In the recent case of U.S. v. Windsor, 133 S.Ct. 2675 (2013), the United States Supreme Court struck down a major provision of the federal Defense of Marriage Act (DOMA). This was a sea change in the law, and many observers believe this will usher in same-sex marriage as a constitutional right.

DOMA was passed by Congress in 1996, just as many states were engaging in public and legislative debates regarding same-sex marriage. The law has two key provisions; first, it provides that no state is required to give effect to a same-sex marriage granted by the law of any other state. See Windsorat 2682, and 28 U.S.C. § 1738C. Second, it defined “marriage” as follows: In determining the meaning of any Act of Congress, or of any ruling, regulation, or interpretation of the various administrative bureaus and agencies of the United States, the word ‘marriage’ means only a legal union between one man and one woman as husband and wife, and the word ‘spouse’ refers only to a person of the opposite sex who is a husband or a wife.” 1 U.S.C.A. § 7. This second provision, while not banning same-sex marriages granted by states, did preclude the protection and benefits afforded by marital status in over 1,000 federal laws. Windsor at 1683. It is this latter provision that has been struck by the Supreme Court.

The facts of Windsor reflect some of the issues at stake in the debate over permitting same-sex marriage: In 1963, two women (Edith Windsor and Thea Spyer) began a

long-term relationship; in 2007, the couple was married in Canada, but remained residents of New York state. In 2009, Thea died, having left her entire estate to Edith.
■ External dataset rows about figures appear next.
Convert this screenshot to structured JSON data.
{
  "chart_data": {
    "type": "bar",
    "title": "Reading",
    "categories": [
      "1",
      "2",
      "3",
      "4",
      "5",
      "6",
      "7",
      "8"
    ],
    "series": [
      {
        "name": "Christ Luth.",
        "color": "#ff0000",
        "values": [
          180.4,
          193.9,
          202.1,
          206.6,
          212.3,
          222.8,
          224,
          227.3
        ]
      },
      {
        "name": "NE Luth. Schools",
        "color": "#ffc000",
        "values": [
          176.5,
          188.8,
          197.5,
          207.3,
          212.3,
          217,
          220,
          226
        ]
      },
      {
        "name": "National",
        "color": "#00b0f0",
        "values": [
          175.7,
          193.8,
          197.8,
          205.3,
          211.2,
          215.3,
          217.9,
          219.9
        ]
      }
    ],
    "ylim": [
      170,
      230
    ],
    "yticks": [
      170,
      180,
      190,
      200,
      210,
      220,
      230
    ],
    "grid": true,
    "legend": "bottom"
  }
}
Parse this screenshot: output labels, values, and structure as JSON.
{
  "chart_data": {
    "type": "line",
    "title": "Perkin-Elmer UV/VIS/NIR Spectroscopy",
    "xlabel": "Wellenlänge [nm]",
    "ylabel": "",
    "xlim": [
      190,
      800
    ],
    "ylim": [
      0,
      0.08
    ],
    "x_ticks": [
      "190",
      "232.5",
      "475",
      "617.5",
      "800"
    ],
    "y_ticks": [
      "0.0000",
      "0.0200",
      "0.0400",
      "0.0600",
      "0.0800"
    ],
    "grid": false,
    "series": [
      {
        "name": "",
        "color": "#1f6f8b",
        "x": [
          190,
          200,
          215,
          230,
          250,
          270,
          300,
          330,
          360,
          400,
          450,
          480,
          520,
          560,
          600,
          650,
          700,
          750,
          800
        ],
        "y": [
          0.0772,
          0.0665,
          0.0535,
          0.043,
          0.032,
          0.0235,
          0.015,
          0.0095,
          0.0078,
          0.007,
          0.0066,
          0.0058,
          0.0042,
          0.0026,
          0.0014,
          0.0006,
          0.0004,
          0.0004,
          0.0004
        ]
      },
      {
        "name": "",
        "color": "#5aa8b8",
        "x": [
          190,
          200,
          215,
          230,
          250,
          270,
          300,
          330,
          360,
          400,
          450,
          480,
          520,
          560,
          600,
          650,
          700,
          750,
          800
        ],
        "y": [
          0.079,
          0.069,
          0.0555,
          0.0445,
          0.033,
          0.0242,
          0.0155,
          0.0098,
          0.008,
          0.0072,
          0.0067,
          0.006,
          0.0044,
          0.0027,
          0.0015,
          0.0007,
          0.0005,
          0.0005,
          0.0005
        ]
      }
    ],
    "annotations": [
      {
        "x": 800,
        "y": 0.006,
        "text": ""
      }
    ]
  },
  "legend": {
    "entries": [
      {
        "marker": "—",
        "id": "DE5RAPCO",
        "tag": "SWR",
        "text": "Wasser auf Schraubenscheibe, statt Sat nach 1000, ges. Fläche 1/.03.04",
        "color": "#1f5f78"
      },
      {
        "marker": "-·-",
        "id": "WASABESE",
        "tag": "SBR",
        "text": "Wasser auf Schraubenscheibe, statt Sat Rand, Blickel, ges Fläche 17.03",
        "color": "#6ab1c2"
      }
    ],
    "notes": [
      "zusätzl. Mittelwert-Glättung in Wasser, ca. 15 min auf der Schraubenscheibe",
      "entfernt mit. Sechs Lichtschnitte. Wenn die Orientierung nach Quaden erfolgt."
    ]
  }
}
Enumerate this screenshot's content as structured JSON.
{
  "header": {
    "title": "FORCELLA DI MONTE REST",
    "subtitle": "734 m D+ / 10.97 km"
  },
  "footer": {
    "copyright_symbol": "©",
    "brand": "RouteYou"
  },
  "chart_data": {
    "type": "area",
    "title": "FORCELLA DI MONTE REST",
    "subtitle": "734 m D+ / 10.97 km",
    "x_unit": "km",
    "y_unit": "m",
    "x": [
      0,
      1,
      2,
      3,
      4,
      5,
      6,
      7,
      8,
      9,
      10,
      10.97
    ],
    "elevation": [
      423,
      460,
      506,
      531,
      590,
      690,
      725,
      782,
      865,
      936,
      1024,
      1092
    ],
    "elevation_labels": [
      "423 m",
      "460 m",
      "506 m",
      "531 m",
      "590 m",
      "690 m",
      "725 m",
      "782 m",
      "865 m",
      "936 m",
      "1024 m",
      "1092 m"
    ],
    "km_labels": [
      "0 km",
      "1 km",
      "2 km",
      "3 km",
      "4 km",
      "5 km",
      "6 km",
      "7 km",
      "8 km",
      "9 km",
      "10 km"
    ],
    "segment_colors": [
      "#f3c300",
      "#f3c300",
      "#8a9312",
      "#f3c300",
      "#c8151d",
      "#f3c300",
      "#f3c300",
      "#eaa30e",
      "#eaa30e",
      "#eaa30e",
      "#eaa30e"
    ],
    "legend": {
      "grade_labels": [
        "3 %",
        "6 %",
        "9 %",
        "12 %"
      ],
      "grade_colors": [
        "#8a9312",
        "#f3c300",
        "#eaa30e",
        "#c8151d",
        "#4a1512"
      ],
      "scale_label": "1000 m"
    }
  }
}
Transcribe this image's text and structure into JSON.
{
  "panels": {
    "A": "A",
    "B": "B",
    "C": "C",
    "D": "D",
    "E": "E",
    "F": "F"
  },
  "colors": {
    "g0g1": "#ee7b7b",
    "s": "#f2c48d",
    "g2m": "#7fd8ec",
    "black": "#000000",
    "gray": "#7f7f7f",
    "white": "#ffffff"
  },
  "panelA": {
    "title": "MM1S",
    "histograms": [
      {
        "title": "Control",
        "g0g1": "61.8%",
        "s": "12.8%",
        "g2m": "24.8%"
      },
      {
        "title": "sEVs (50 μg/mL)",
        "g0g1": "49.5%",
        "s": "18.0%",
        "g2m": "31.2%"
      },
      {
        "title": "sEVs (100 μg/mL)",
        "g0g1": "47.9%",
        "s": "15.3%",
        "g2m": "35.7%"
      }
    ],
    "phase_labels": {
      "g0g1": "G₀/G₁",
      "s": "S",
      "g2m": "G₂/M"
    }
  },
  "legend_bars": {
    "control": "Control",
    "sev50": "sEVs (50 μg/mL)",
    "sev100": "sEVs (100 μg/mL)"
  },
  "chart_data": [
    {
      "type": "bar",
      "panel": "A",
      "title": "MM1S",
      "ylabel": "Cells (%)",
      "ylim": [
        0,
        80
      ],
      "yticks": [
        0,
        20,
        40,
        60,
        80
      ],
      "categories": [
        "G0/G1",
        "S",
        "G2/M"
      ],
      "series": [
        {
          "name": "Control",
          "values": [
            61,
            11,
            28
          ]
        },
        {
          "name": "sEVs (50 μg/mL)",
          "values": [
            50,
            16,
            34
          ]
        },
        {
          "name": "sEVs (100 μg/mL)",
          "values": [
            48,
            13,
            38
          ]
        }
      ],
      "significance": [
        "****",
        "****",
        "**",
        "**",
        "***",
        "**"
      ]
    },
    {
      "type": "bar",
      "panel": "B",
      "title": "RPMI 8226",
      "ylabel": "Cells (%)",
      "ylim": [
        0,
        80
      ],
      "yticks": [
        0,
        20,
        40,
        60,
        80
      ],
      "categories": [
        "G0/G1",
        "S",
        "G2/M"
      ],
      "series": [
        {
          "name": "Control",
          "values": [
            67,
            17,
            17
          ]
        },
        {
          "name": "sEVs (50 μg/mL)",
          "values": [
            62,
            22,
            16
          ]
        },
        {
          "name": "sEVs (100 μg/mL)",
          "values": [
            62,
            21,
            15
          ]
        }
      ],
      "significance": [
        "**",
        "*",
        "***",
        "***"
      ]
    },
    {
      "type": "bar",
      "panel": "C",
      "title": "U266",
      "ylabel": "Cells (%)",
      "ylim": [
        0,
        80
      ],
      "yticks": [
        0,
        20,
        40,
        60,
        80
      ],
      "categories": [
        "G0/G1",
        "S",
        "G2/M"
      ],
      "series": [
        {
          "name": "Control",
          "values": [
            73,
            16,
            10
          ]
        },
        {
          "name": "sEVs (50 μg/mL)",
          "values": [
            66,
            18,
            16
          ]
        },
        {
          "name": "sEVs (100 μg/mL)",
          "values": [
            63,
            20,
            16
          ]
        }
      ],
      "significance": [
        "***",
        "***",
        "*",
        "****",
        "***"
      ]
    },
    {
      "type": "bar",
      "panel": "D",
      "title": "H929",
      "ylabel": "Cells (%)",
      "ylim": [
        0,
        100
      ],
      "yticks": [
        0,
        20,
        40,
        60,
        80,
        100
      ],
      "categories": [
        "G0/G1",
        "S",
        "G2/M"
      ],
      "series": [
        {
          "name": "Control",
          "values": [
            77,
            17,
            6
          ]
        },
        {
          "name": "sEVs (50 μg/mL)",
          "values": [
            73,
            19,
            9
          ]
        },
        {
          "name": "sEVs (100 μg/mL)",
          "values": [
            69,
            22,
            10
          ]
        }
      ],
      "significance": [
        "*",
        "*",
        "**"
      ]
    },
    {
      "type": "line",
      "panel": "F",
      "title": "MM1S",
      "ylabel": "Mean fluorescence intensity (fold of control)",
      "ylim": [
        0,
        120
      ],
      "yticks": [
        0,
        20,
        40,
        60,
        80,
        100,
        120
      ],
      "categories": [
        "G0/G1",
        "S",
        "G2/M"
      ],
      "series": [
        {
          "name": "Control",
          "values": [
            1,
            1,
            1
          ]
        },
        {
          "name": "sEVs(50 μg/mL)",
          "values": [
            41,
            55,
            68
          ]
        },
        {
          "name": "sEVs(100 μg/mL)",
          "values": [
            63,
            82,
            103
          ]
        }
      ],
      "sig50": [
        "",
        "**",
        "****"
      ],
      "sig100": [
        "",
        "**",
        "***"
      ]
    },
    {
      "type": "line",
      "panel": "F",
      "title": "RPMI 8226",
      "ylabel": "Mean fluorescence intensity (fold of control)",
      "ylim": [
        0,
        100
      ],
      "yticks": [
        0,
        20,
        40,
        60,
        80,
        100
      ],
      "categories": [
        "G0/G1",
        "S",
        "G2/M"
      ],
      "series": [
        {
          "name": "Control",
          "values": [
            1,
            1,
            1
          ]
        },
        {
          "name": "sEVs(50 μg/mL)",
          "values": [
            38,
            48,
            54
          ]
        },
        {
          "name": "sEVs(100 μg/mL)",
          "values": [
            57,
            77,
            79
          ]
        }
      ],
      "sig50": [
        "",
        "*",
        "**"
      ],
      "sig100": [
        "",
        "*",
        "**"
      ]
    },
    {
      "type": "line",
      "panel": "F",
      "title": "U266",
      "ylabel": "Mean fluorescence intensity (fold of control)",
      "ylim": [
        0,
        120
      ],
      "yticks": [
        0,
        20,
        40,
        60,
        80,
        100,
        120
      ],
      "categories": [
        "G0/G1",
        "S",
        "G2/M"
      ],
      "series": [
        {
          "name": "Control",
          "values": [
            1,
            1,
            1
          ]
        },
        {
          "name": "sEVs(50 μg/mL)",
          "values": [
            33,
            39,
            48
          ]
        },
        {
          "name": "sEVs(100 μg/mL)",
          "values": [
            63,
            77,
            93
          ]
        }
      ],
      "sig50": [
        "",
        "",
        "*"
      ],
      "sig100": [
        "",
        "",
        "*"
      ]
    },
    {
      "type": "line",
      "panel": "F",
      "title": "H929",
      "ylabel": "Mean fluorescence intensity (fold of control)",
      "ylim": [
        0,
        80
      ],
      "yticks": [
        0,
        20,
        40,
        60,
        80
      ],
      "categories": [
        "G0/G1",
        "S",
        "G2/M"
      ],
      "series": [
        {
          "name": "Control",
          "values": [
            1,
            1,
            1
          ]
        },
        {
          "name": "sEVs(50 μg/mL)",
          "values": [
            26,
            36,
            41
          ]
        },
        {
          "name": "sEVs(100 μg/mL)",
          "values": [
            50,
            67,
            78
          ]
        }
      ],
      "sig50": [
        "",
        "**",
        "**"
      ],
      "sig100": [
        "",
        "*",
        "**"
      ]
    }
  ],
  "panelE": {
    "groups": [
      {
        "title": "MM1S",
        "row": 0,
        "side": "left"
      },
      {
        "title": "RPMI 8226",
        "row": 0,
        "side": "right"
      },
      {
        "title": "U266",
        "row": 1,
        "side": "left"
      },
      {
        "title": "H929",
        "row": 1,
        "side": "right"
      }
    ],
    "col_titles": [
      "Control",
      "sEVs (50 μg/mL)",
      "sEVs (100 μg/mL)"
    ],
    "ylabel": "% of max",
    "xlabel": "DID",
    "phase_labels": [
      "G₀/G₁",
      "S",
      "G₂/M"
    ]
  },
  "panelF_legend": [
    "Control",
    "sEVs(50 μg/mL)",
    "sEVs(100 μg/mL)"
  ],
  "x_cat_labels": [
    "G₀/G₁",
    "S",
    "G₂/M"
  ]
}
Windsor at 2683. Under the Tax Code, Edith was required to pay inheritance taxes upon receipt of the estate, because she was not considered a spouse of Thea, which status would have barred any tax on the passing of the inheritance. See 26 U.S.C. § 2056(a). Edith Windsor then filed a lawsuit to obtain a refund of the $363,053 she paid in taxes. Windsor at 2683. The District Court awarded Edith back taxes, and this award was upheld on appeal to the Circuit Court. Ultimately, the Supreme Court affirmed the award of back taxes, finding the definition of marriage in the statute to be unconstitutional; because the marriage between Edith and Thea was valid in the State of New York, the IRS could not levy inheritance taxes against Edith as Thea’s surviving spouse.